Cpu hab ich noch einen gefunden und 1gb ram hab ich auch noch fehlen nur noch dan die hdd´s, gehäuse, und software


----------



## Svenstihl2 (16. März 2011)

*AW: Möchte einen Home Server bauen*

ja so viel wirds nicht sein aber eben wenn man mehr braucht das dan nicht erst nochn gehäuse hermus


----------



## doodlez (16. März 2011)

*AW: Möchte einen Home Server bauen*

naja kommt halt jetzt drauf an , wo willste denn den Server hinstellen, es gibt Itx Mainboard mit schon integierter Cpu für ein bisschen mehr Geld, Vorteil Lüfterlos kleinere Gehäuse verbrauchen weniger Strom und mit 6 3,5 Zoll Fächern sollten sicher 4 Tb platz finden


----------



## Svenstihl2 (16. März 2011)

*AW: Möchte einen Home Server bauen*

ja des hört sich gut an ehm der server würde eventuel im ankleide zimmer stehn da gutes raum klima oder im wohnzimmer


----------



## doodlez (16. März 2011)

*AW: Möchte einen Home Server bauen*

Wunschliste vom 16.03.2011, 00:43 | Geizhals.at EU


----------



## Hübie (16. März 2011)

Zwei wichtige Fragen vorweg. Welche Aufgaben soll der Server übernehmen und was bist du bereit maximal auszugeben. Vorher ist es unsinnig dir zu helfen.
Zur Datenlagerung bzw. -sicherung reicht ein NAS mit webinterface locker aus und strapaziert weder Nerven noch Geldbörse.

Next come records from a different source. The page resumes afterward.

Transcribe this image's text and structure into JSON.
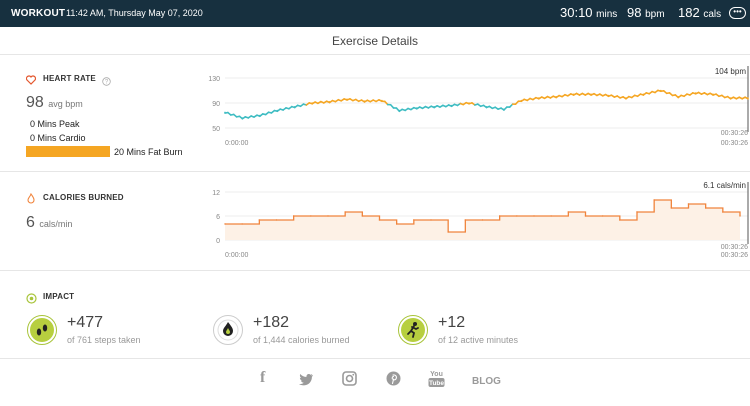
{
  "header": {
    "workout_label": "WORKOUT",
    "datetime": "11:42 AM, Thursday May 07, 2020",
    "duration_value": "30:10",
    "duration_unit": "mins",
    "bpm_value": "98",
    "bpm_unit": "bpm",
    "cals_value": "182",
    "cals_unit": "cals",
    "more_icon": "ellipsis-icon"
  },
  "page_title": "Exercise Details",
  "heart_rate": {
    "label": "HEART RATE",
    "icon": "heart-icon",
    "help_icon": "question-icon",
    "avg_value": "98",
    "avg_unit": "avg bpm",
    "peak": "0 Mins Peak",
    "cardio": "0 Mins Cardio",
    "fat_burn": "20 Mins Fat Burn",
    "colors": {
      "fat_burn": "#f5a623",
      "below": "#3ebcc2"
    }
  },
  "calories": {
    "label": "CALORIES BURNED",
    "icon": "flame-icon",
    "value": "6",
    "unit": "cals/min",
    "color": "#f0843c"
  },
  "chart_data": [
    {
      "type": "line",
      "title": "",
      "y_ticks": [
        "130",
        "90",
        "50"
      ],
      "ylim": [
        50,
        130
      ],
      "x_start_label": "0:00:00",
      "x_end_label": "00:30:26",
      "current_label": "104 bpm",
      "x_minutes": [
        0,
        1,
        2,
        3,
        4,
        5,
        6,
        7,
        8,
        9,
        10,
        11,
        12,
        13,
        14,
        15,
        16,
        17,
        18,
        19,
        20,
        21,
        22,
        23,
        24,
        25,
        26,
        27,
        28,
        29,
        30
      ],
      "values": [
        75,
        66,
        70,
        78,
        84,
        90,
        92,
        96,
        93,
        94,
        78,
        82,
        84,
        86,
        90,
        84,
        80,
        94,
        98,
        100,
        104,
        104,
        102,
        98,
        104,
        110,
        100,
        106,
        104,
        98,
        98
      ]
    },
    {
      "type": "area",
      "title": "",
      "y_ticks": [
        "12",
        "6",
        "0"
      ],
      "ylim": [
        0,
        12
      ],
      "x_start_label": "0:00:00",
      "x_end_label": "00:30:26",
      "current_label": "6.1 cals/min",
      "x_minutes": [
        0,
        1,
        2,
        3,
        4,
        5,
        6,
        7,
        8,
        9,
        10,
        11,
        12,
        13,
        14,
        15,
        16,
        17,
        18,
        19,
        20,
        21,
        22,
        23,
        24,
        25,
        26,
        27,
        28,
        29,
        30
      ],
      "values": [
        4,
        4,
        5,
        5,
        6,
        6,
        6,
        7,
        6,
        5,
        4,
        5,
        5,
        2,
        5,
        5,
        6,
        6,
        6,
        6,
        7,
        6,
        6,
        5,
        7,
        10,
        8,
        9,
        8,
        7,
        6
      ]
    }
  ],
  "impact": {
    "label": "IMPACT",
    "items": [
      {
        "icon": "footsteps-icon",
        "value": "+477",
        "sub": "of 761 steps taken"
      },
      {
        "icon": "flame-icon",
        "value": "+182",
        "sub": "of 1,444 calories burned"
      },
      {
        "icon": "running-person-icon",
        "value": "+12",
        "sub": "of 12 active minutes"
      }
    ]
  },
  "footer": {
    "facebook": "f",
    "twitter_icon": "twitter-icon",
    "instagram_icon": "instagram-icon",
    "pinterest_icon": "pinterest-icon",
    "youtube": "You",
    "youtube_tube": "Tube",
    "blog": "BLOG"
  }
}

Also teile uns doch dein anliegen mit


----------



## Svenstihl2 (16. März 2011)

*AW: Möchte einen Home Server bauen*



Hübie schrieb:


> Zwei wichtige Fragen vorweg. Welche Aufgaben soll der Server übernehmen und was bist du bereit maximal auszugeben. Vorher ist es unsinnig dir zu helfen.
> Zur Datenlagerung bzw. -sicherung reicht ein NAS mit webinterface locker aus und strapaziert weder Nerven noch Geldbörse.
> 
> Also teile uns doch dein anliegen mit


 
Hallo,
für unsere pc als backup und für daten austausch medien zentrale


----------



## Svenstihl2 (16. März 2011)

*AW: Möchte einen Home Server bauen*



Svenstihl2 schrieb:


> Hallo,
> für unsere pc als backup und für daten austausch medien zentrale


 
und maximal 400-500€


----------



## Hübie (16. März 2011)

Okay. Dann solltest du dich definitiv auf NAS konzentrieren und dazu Programme wie allway sync (synchronisiert Ordnerinhalte automatisch oder geplant) nutzen.
Da ich gerade auf Arbeit bin kann ich gerade nicht nachsehen was für dich in Frage kommt.

btw: editiere deinen ersten Post mit diesen Infos und vermeide bitte in Zukunft Doppelposts


----------



## plichi (16. März 2011)

*AW: Möchte einen Home Server bauen*

also ich hatte mal ein NAS gehäuse und war von der unflexibilität genervt..

was ich dir empfehlen würde wäre ein fertiger server, den du mit festplatten weiter auffüllst..

zb von HP Link

ist relativ günstig..hat windows home server vorinstalliert und hat noch 3 HDD einschübe frei..also würdest nur noch eine 2TB Festplatte dazukaufen müssen.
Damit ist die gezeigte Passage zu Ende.